Dentro do vagão a longa historia continua sendo contada momento em que o trem diminuí sua marcha. Como freios metálicos os gritos da composição se mistura com os gritos de dezenas de crianças, que a exemplo de Macaé saúdam o maquinista elegantemente vestido e com ares de herói. A importância da estrada de ferro fazia nascer outras importâncias em torno de seus trilhos. Carapebus era uma destas fases importantes na via férrea. Para sua comunidade eram deslocados moradores de Conceição de Macabu, Quissama, e de toda região de fazendas e sítios. Apenas Cabiúnas competia por que lá também tinha passagens obrigatórias dos trens.

Poucas paradas mais tinham grande importância social na região . Por isso as conversas nos cantos da Estação giravam em torno do pregresso que a estrada de ferro trazia e da forma barata de sua presença nas comunidades. Um jovem que tinha estudado em São Paulo e que estava de férias em Capelinha do Amparo dominava uma roda de conversa cumprida. Cercado de outros jovens de 18 a 25 anos ele dizia de uma conversa que tinha ouvido falar sobre o fim da Estrada de Ferro em pouco mais de 30 anos. Dizia que havia um grande interesse de gente ligada a rodovias e fabrica de automotivas objetivando ganhar bilhões de dólares e desativar as ferrovias.

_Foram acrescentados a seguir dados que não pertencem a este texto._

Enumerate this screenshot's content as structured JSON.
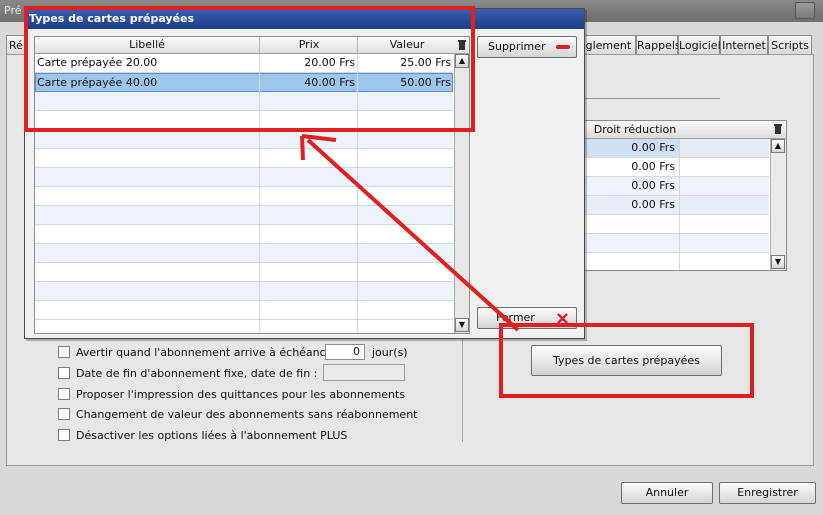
{
  "background_window": {
    "title": "Pré",
    "tab_left": "Ré",
    "tabs": [
      "èglement",
      "Rappels",
      "Logiciel",
      "Internet",
      "Scripts"
    ]
  },
  "right_grid": {
    "header": "Droit réduction",
    "rows": [
      "0.00 Frs",
      "0.00 Frs",
      "0.00 Frs",
      "0.00 Frs"
    ]
  },
  "options": [
    {
      "label": "Avertir quand l'abonnement arrive à échéance :",
      "value": "0",
      "suffix": "jour(s)"
    },
    {
      "label": "Date de fin d'abonnement fixe, date de fin  :",
      "value": ""
    },
    {
      "label": "Proposer l'impression des quittances pour les abonnements"
    },
    {
      "label": "Changement de valeur des abonnements sans réabonnement"
    },
    {
      "label": "Désactiver les options liées à l'abonnement PLUS"
    }
  ],
  "types_button_label": "Types de cartes prépayées",
  "footer": {
    "cancel": "Annuler",
    "save": "Enregistrer"
  },
  "dialog": {
    "title": "Types de cartes prépayées",
    "columns": [
      "Libellé",
      "Prix",
      "Valeur"
    ],
    "rows": [
      {
        "libelle": "Carte prépayée 20.00",
        "prix": "20.00 Frs",
        "valeur": "25.00 Frs"
      },
      {
        "libelle": "Carte prépayée 40.00",
        "prix": "40.00 Frs",
        "valeur": "50.00 Frs"
      }
    ],
    "delete_label": "Supprimer",
    "close_label": "Fermer"
  },
  "colors": {
    "annotation": "#e02020",
    "selection": "#9ec6ec",
    "title_bar": "#1d3d86"
  }
}
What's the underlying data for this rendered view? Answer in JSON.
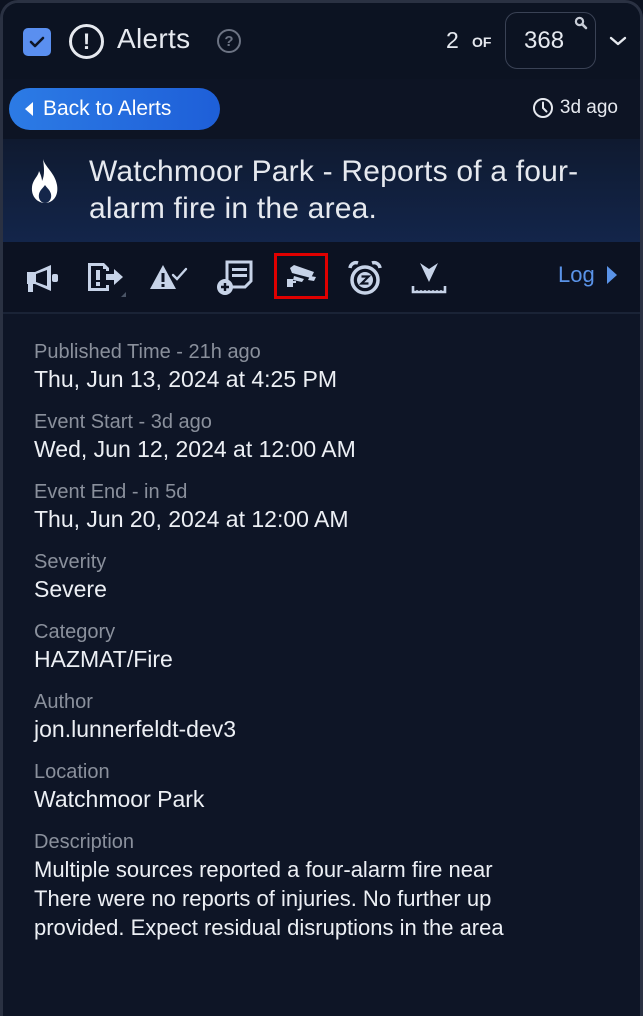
{
  "header": {
    "title": "Alerts",
    "checkbox_checked": true,
    "pager": {
      "current": "2",
      "of_label": "OF",
      "total": "368"
    }
  },
  "subbar": {
    "back_label": "Back to Alerts",
    "time_ago": "3d ago"
  },
  "alert": {
    "title": "Watchmoor Park - Reports of a four-alarm fire in the area.",
    "icon": "fire-icon"
  },
  "toolbar": {
    "tools": [
      {
        "icon": "megaphone-icon",
        "label": "Broadcast"
      },
      {
        "icon": "export-alert-icon",
        "label": "Export Alert"
      },
      {
        "icon": "acknowledge-warning-icon",
        "label": "Acknowledge"
      },
      {
        "icon": "add-note-icon",
        "label": "Add Note"
      },
      {
        "icon": "security-camera-icon",
        "label": "Cameras",
        "highlighted": true
      },
      {
        "icon": "snooze-alarm-icon",
        "label": "Snooze"
      },
      {
        "icon": "measure-range-icon",
        "label": "Range"
      }
    ],
    "log_label": "Log"
  },
  "details": {
    "published": {
      "label": "Published Time - 21h ago",
      "value": "Thu, Jun 13, 2024 at 4:25 PM"
    },
    "event_start": {
      "label": "Event Start - 3d ago",
      "value": "Wed, Jun 12, 2024 at 12:00 AM"
    },
    "event_end": {
      "label": "Event End - in 5d",
      "value": "Thu, Jun 20, 2024 at 12:00 AM"
    },
    "severity": {
      "label": "Severity",
      "value": "Severe"
    },
    "category": {
      "label": "Category",
      "value": "HAZMAT/Fire"
    },
    "author": {
      "label": "Author",
      "value": "jon.lunnerfeldt-dev3"
    },
    "location": {
      "label": "Location",
      "value": "Watchmoor Park"
    },
    "description": {
      "label": "Description",
      "lines": [
        "Multiple sources reported a four-alarm fire near",
        "There were no reports of injuries. No further up",
        "provided. Expect residual disruptions in the area"
      ]
    }
  },
  "colors": {
    "accent": "#2c7be5",
    "checkbox": "#5a8ff0",
    "log_link": "#5a93e8",
    "highlight": "#e00000"
  }
}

Para alguns mais velhos este jovem devia ser mais um destes loucos cabeludos que inventam “lorotas para boi dormirem”. Sua fala ia sendo ouvida e entendida por muitos meninos encostados no parapeito de uma casa velha perto de onde seria erguida a Igreja Matriz pelo teimoso Frei Baltazar. Assim como poucos acreditavam que este distrito iria virar cidade um dia, este papo de acabar com a estrada de ferro era uma utópica conversa fiada para os que esperavam o Expresso.

Como acreditar que um dia isto iria se acabar? Onde que teríamos uma viagem cheia de vagões e alegres ruídos neste mundão de terra que vai do Espírito Santo até o Rio de Janeiro e do Rio até São Paulo? Só mesmo na cabeça desvairada deste menino que mais parecia “um hippie dos futuros anos 70” que isto tinha cabimento.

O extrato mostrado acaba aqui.